Author Topic: Indonesia Palm Oil Output Seen Recovering in 2025, However Biodiesel  (Read 24 times)

RashadEmy

  • Newbie
  • *
  • Posts: 1
    • View Profile

Indonesia prepares to carry out B40 in January


In that case, rates might rally 10%-15% in Jan-March, Mielke states


B40 will require additional 3 mln tons feedstock, GAPKI states


Malaysia palm oil benchmark at highest since mid-2022


India might withdraw import tax hike amid inflation, Mistry states


(Adds expert remarks, updates Malaysia's palm oil criteria price)


By Bernadette Christina


NUSA DUA, Indonesia, Nov 8 (Reuters) - Indonesia's palm oil output is forecast to recover in 2025 after an anticipated drop this year, but costs are expected to remain raised due to scheduled expansion of the country's biodiesel required, industry experts stated.


The palm oil criteria rate in Malaysia has increased more than 35% this year, lifted by slow output and Indonesia's plan to increase the necessary domestic biodiesel mix to 40% in January from 35% now in an effort to minimize fuel imports.


Palm oil output next year in top manufacturer Indonesia is expected to recover by 1.5 million metric lots compared to an estimated drop of just over a million heaps this year, Julian McGill, handling director at Glenauk Economics, told the Indonesia Palm Oil Conference on Friday.


Thomas Mielke, head of Hamburg-based research firm Oil World, stated he anticipates Indonesia's palm oil production to increase by as much as 2 million loads next year after a 2.5 million lot drop in 2024.


While Indonesia's output is forecast to enhance, provide from in other places and of other vegetable oils is seen tightening up.


Palm oil output in neighbouring Malaysia is expected to dip a little next year after increasing by an estimated 1 million lots in 2024.


"We would require a recovery in palm in 2025 due to the fact that combined exports of soya, sunflower and rapeseed oils are decreasing," Mielke said.


'FRIGHTENING' PRICE SURGE


The rate rise in palm oil in the previous 7 weeks has been "frightening" for buyers, Mielke said, including that it would rally by 10%-15% in January-March if Indonesia enforces the so-called B40 policy.


The Indonesia Palm Oil Association stated extra feedstock of around 3 million lots will be needed for B40 application, eroding export supply.


The current palm oil premium has actually currently caused palm to lose market share against other oils, Mielke added.

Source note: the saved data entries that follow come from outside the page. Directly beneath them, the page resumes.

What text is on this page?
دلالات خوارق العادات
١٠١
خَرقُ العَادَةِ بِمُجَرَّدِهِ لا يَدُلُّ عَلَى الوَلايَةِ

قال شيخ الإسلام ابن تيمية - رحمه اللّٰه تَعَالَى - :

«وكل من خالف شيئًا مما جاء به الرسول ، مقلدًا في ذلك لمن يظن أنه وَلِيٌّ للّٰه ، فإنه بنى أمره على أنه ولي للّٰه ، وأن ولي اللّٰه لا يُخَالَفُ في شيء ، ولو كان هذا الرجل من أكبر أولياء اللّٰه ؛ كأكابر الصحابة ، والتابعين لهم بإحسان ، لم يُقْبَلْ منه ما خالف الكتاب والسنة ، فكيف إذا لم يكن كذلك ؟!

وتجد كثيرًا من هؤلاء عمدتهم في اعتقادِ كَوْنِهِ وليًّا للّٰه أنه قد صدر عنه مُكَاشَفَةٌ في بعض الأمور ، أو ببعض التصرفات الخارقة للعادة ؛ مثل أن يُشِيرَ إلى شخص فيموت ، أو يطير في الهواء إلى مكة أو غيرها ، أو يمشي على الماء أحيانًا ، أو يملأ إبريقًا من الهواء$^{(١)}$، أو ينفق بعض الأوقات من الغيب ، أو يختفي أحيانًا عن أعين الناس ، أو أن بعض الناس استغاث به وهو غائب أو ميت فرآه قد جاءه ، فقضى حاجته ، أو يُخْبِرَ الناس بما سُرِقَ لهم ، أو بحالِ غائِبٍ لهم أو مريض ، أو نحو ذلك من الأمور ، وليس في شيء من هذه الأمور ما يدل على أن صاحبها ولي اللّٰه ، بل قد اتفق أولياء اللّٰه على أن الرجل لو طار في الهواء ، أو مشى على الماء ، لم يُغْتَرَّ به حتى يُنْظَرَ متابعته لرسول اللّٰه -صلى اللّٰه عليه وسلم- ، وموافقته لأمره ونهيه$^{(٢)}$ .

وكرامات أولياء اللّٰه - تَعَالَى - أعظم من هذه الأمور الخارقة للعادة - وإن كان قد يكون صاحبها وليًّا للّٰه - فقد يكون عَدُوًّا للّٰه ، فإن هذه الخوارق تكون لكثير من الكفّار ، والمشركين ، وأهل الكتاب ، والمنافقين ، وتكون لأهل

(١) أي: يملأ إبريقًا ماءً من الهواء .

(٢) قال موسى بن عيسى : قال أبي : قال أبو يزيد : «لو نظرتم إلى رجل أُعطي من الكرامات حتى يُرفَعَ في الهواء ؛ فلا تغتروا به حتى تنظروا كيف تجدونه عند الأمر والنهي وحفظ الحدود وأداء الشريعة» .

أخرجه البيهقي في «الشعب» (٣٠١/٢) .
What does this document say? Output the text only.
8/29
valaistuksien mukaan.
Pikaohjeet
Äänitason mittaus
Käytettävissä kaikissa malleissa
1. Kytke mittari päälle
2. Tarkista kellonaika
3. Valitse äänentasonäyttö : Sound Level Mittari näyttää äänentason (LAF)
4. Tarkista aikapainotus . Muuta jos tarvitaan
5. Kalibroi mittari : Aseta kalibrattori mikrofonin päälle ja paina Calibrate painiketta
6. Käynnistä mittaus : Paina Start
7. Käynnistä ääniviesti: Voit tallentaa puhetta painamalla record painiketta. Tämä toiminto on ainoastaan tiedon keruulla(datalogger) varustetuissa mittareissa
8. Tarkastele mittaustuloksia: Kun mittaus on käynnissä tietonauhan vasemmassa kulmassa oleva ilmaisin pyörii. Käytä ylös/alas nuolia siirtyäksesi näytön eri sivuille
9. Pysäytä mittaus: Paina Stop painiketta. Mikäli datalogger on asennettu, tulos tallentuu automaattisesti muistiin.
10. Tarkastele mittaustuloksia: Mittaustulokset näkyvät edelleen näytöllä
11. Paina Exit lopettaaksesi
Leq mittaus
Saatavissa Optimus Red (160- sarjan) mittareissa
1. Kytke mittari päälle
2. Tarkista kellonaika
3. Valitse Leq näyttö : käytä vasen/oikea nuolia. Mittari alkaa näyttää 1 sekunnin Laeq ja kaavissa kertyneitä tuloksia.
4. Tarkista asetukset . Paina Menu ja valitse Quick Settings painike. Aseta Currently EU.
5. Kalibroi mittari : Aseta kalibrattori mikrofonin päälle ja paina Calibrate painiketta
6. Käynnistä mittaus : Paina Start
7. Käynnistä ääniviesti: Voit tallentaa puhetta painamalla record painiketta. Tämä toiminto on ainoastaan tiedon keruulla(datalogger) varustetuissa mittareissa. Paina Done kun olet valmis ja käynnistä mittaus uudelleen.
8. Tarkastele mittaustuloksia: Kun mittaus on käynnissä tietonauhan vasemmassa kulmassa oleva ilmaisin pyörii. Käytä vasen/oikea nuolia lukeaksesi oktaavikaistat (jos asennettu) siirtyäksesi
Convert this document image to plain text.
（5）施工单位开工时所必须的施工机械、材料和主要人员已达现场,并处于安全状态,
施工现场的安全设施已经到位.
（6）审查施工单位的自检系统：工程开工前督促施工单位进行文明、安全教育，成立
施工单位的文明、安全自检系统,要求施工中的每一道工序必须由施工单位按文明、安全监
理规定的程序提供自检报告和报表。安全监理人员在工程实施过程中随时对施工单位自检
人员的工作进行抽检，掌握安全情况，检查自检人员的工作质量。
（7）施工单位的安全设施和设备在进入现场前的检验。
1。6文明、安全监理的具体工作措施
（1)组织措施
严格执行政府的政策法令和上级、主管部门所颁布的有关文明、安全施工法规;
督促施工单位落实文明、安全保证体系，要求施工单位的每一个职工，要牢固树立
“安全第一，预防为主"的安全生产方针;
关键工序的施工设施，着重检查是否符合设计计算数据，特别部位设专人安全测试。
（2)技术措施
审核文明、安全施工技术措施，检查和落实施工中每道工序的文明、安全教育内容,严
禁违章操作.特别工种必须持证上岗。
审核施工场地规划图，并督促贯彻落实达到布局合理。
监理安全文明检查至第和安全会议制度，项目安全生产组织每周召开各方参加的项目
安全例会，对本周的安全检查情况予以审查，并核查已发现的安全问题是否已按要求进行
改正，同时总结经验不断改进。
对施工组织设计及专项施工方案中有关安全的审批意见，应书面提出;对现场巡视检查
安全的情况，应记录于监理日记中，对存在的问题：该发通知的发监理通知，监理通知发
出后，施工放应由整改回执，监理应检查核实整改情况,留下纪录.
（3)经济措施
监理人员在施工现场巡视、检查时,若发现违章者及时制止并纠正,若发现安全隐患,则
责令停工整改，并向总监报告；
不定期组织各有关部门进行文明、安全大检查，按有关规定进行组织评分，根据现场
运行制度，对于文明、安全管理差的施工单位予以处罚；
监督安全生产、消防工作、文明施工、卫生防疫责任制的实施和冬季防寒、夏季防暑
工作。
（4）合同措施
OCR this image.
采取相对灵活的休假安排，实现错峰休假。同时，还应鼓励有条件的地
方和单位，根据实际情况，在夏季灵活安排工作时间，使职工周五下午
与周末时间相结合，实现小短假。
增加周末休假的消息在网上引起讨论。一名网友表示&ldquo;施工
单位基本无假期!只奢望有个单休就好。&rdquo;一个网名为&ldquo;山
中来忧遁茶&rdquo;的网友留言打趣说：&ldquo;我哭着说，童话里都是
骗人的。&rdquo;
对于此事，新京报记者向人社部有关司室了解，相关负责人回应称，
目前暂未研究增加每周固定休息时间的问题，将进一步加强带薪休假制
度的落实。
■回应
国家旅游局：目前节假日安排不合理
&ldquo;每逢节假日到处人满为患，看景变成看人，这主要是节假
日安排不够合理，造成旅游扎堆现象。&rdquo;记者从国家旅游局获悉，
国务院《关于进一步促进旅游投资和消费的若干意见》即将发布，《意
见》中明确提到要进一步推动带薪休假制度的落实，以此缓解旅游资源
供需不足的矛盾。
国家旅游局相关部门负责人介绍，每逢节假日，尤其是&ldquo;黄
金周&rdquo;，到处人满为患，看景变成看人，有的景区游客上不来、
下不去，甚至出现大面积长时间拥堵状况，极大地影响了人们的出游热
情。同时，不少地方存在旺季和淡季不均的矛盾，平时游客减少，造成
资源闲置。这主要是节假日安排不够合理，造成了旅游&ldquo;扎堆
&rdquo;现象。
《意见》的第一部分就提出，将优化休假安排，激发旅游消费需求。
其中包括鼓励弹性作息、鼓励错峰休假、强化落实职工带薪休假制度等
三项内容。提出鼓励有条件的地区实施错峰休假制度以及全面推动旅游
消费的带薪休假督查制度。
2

Malaysian palm oil costs are seen trading at around $950 to $1,050 per metric ton in 2025, McGill of Glenauk estimated.


Benchmark Malaysian palm oil touched 5,104 ringgit ($1,165.30) on Friday, the greatest since mid-2022.


"Sentiment right now is red-hot and incredibly bullish, we have to take care," said Dorab Mistry, director at Indian durable goods company Godrej International.


He anticipated the Malaysian rate around 5,000 ringgit and above up until June 2025.


Mielke and Mistry prompted Indonesia to


think about postponing


B40 execution on issue about its influence on food consumers.


Meanwhile, Mistry expected top palm oil importer India to withdraw its


import duty hike


enforced from September after elections in the state of Maharashtra in November. ($1 = 4.3800 ringgit) (Reporting by Bernadette Christina Munthe Writing by Fransiska Nangoy; Editing by John Mair, Jane Merriman and Daren Butler)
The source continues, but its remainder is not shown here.